Svizzera, 22 ottobre 2025

Rischia 14 anni di carcere per aver sparato al vicino troppo rumoroso

"Ha messo in atto le sue minacce, con l'intenzione di uccidere." Una sera di agosto 2022, a Chavornay, nel canton Vaud, un uomo di sessant'anni ha ferito gravemente il suo vicino di casa, che viveva dall'altra parte della strada, sparandogli sei colpi con la sua pistola Smith & Wesson. Processato martedì presso il tribunale di Yverdon-les-Bains, rischia 14 anni di carcere per tentato omicidio e altre accuse.

Per il Pubblico Ministero, questo ex tiratore di montagna ha avuto il tempo di riflettere prima di sparare i suoi sei colpi – raggruppati e precisi – con l'arma più potente delle tre che possedeva. E perché?
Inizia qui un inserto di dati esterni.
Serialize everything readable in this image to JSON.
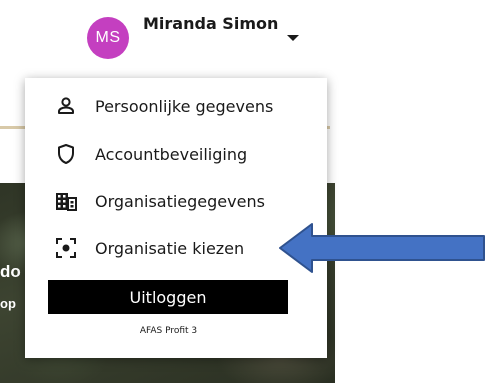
{
  "user": {
    "initials": "MS",
    "name": "Miranda Simon",
    "avatar_color": "#c43fc0"
  },
  "menu": {
    "items": [
      {
        "label": "Persoonlijke gegevens",
        "icon": "person-icon"
      },
      {
        "label": "Accountbeveiliging",
        "icon": "shield-icon"
      },
      {
        "label": "Organisatiegegevens",
        "icon": "building-icon"
      },
      {
        "label": "Organisatie kiezen",
        "icon": "focus-target-icon"
      }
    ],
    "logout_label": "Uitloggen",
    "product_label": "AFAS Profit 3"
  },
  "background": {
    "text_1": "do",
    "text_2": "op"
  },
  "annotation": {
    "arrow_color": "#4472c4",
    "arrow_icon": "left-arrow-icon"
  }
}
Per "una sciocchezza", "un movente futile": il vicino, che aveva la finestra aperta, stava parlando a voce troppo alta al telefono, ha continuato, secondo le dichiarazioni dell'imputato durante l'udienza.

"Cosa potrebbe esserci di più atroce del voler uccidere un uomo davanti a suo figlio?" ha aggiunto l'avvocato della vittima e della sua famiglia, che ha dipinto il ritratto di un uomo con un "profilo psicologico preoccupante", privo di empatia e che tende a voler controllare gli altri e a porsi come vittima.

Concordando con le sue parole, il pubblico ministero Charlotte Rossier-Dafflon ha aggiunto che l'imputato aveva mostrato il massimo disprezzo per la legge e per la vita altrui, "svuotando la pistola" contro la sua vittima, che si trovava davanti alla finestra del suo ufficio. Ha preso in considerazione una leggerissima diminuzione di responsabilità, dato il consumo di alcol, che, secondo l'esperto, ha contribuito al comportamento disinibito dell'imputato, ma non lo ha privato delle sue facoltà cognitive.



Ma per l'avvocato della difesa, d'altra parte, "il suo consumo è andato oltre", e questo "potrebbe spiegare il crollo dell'imputato". "Quella sera, era in uno stato che non gli permetteva di ragionare correttamente", ha affermato. E se "non sono riusciti a fargli dire cosa gli era preso", il suo avvocato immagina "una stupida escalation", un semplice discorso informale da parte della vittima che "ha scatenato una rabbia irrazionale" nell'imputato.

Secondo il suo avvocato difensore, questo ex soldato, addestrato da un padre detestabile che non lasciava trasparire nulla, "ha sparato con una sorta di gesto automatico", ignaro di dove si trovasse esattamente la vittima, soprattutto perché le lamelle delle persiane erano inclinate. "Ha accettato il rischio di uccidere; non voleva uccidere", ha insistito, invocando il reato di omicidio volontario, fallito.

L'avvocato parla inoltre di un "blackout" per giustificare la perdita di memoria del suo cliente, che si è autodenunciato alla polizia: "È rimasto traumatizzato da quello che ha fatto. Non riesce a concettualizzare i motivi che lo hanno spinto ad agire quella sera". Ma lo rassicura: "Non appena gli spari sono cessati, ha fatto tutto il possibile per cercare di rimediare a ciò che aveva fatto". Verdetto mercoledì prossimo.